Gardelegen l 1371 Seiten – abgeheftet in drei Büroordnern – und quasi millionenschwer, wenn man die Einnahmen und Ausgaben betrachtet: Der zweite Doppelhaushalt der Stadt für 2019 und 2020 liegt im Entwurf vor. Der städtische Bauausschuss hatte sich in seiner Sitzung am Montagabend als erster Fachausschuss des Stadtrates mit dem gewichtigen Zahlenwerk beschäftigt. Größere Diskussionen gab es dazu allerdings nicht. Mehrheitlich sprach sich der Ausschuss für die Haushaltsplanung und damit für eine weitere Beratung in den nachfolgenden Ausschüssen aus.

Im Vorbericht des Haushaltsplanes weist Kämmerer Maik Machalz darauf hin, dass für notwendige Investitionen keine ausreichenden Finanzmittel zur Verfügung stehen. 2019 betrage das Defizit 1,6 Millionen Euro. Damit könne man noch umgehen, betonte Machalz im Bauausschuss. Ab 2020 bis 2023 sehe das schon anders aus. Da gehe es um Summen von über drei Millionen Euro. „Wir können uns nicht alles leisten“, stellte Machalz klar.
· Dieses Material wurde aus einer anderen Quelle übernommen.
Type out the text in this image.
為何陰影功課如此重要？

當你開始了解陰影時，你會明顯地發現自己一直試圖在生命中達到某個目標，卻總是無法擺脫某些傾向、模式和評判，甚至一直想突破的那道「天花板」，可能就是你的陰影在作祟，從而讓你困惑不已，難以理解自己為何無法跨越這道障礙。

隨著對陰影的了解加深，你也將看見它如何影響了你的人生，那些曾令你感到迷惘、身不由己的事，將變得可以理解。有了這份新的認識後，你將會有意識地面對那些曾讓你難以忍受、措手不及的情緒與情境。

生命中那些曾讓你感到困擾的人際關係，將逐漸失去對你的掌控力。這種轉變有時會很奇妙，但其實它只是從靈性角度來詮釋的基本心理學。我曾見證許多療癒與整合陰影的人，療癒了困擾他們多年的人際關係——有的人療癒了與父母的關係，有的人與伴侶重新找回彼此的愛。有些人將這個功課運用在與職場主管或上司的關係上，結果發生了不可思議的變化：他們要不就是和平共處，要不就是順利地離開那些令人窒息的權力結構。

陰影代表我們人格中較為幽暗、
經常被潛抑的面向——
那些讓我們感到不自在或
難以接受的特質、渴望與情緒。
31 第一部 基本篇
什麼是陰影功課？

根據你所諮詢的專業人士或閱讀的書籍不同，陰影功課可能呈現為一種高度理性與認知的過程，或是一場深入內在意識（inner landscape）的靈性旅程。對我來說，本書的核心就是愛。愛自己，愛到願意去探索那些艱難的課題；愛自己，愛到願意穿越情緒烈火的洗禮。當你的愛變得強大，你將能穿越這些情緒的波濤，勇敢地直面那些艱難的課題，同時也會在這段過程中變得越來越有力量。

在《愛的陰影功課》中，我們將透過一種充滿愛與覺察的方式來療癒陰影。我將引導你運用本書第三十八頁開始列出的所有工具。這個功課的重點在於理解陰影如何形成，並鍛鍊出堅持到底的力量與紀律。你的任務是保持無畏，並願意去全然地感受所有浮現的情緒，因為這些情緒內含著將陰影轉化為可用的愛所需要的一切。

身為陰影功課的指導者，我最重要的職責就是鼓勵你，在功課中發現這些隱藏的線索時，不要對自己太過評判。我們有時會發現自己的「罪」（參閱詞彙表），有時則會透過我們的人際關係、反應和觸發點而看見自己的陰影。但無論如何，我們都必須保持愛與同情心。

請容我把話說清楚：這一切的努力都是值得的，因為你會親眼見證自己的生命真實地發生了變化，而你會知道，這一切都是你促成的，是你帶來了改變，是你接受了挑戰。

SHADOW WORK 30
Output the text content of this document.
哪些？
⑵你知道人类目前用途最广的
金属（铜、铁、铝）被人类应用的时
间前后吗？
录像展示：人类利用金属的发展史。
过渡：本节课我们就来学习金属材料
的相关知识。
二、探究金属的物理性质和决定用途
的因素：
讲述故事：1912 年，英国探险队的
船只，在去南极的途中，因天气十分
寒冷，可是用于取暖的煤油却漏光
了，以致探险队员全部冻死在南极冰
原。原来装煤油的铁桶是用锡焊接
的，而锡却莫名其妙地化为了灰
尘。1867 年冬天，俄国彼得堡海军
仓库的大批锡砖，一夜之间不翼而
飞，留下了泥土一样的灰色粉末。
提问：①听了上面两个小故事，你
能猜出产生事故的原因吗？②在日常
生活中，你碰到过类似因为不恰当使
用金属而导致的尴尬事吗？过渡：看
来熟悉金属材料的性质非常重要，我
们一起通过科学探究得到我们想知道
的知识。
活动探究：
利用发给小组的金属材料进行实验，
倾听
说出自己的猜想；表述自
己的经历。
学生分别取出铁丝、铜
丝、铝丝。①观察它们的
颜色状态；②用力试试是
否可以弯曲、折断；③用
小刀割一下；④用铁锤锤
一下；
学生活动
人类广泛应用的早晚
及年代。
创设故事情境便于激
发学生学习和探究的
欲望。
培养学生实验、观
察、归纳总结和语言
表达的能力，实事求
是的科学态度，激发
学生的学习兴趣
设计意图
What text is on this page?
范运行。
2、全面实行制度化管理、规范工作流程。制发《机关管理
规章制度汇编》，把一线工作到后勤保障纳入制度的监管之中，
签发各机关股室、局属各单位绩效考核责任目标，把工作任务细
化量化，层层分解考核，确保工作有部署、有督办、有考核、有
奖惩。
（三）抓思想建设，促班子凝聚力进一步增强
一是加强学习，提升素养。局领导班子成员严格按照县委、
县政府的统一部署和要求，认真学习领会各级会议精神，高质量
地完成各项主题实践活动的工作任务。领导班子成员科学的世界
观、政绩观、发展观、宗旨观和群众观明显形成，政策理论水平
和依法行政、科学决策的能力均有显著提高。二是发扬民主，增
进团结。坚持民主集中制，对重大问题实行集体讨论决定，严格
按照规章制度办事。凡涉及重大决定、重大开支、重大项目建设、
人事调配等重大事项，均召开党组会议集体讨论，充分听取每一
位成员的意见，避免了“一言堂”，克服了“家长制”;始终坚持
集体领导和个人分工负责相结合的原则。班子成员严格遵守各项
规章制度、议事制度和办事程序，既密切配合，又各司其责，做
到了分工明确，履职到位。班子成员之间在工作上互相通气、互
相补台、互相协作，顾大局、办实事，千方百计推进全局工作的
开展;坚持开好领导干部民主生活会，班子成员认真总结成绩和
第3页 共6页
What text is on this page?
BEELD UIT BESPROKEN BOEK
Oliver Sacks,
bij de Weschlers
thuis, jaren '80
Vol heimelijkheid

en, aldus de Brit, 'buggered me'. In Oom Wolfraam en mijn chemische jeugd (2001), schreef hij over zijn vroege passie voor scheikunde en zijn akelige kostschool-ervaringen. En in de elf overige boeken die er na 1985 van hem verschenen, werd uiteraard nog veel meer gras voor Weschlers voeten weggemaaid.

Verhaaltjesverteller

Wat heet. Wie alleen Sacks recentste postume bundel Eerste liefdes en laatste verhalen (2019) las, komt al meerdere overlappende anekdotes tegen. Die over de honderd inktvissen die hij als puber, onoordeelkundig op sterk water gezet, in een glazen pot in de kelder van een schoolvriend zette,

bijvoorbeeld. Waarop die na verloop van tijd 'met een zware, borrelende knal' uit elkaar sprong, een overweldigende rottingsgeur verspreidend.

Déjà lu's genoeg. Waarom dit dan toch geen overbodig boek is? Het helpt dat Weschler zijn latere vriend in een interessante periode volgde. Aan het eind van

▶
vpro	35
Der Stadtrat sei aufgerufen, zu streichen. Diesem Appell schloss sich auch Bürgermeisterin Mandy Zepig an. „Wir können nicht alles auf einmal machen“, so Zepig. So sei im Haushalt noch vieles „offen“.

So heißt es im Vorbericht des Haushaltsplanes: „Ein weiterer wichtiger Punkt im Rahmen des Investitionsgeschehens ist der Ausgang der Debatte über die zukünftige Erhebung oder Nichterhebung der Straßenausbaubeiträge und einem eventuellen Finanzmittelausgleich unseres Landes.“ Im Doppelhaushalt seien von daher keine neuen Straßenbauprojekte eingeplant, da noch nicht bekannt sei, wie die Übergangsvorschriften aussehen werden. Lediglich die begonnenen Projekte in Lindenthal sowie der Klingberg und Lindenweg seien im Plan enthalten. Unklar sei zudem, wie sich die Änderungen des Kinderförderungsgesetzes beziehungsweise das „Gute-Kita-Gesetz“ finanziell auswirken werden. „Erkennbar ist aber nach wie vor, dass sich der Zuschussbedarf für die Kinderbetreuung stetig erhöht.“ Grundsätzlich sei die finanzielle Lage derzeit dennoch positiv zu sehen, heißt es weiter im Vorbericht. So würden Gewerbesteuern für zusätzliche Erträge sorgen, ebenso Mehreinnahmen bei den Gemeindeanteilen an der Einkommenssteuer, der Umsatzsteuer und der Schlüsselzuweisung. Es bleibe aber abzuwarten, wie sich das in den nächsten Jahren entwickelt. „Bei einer Abschwächung der Konjunktur werden sich auch die Erträge aus diesen Positionen rückläufig entwickeln.“

Gestern Abend tagte dazu der Finanzausschuss.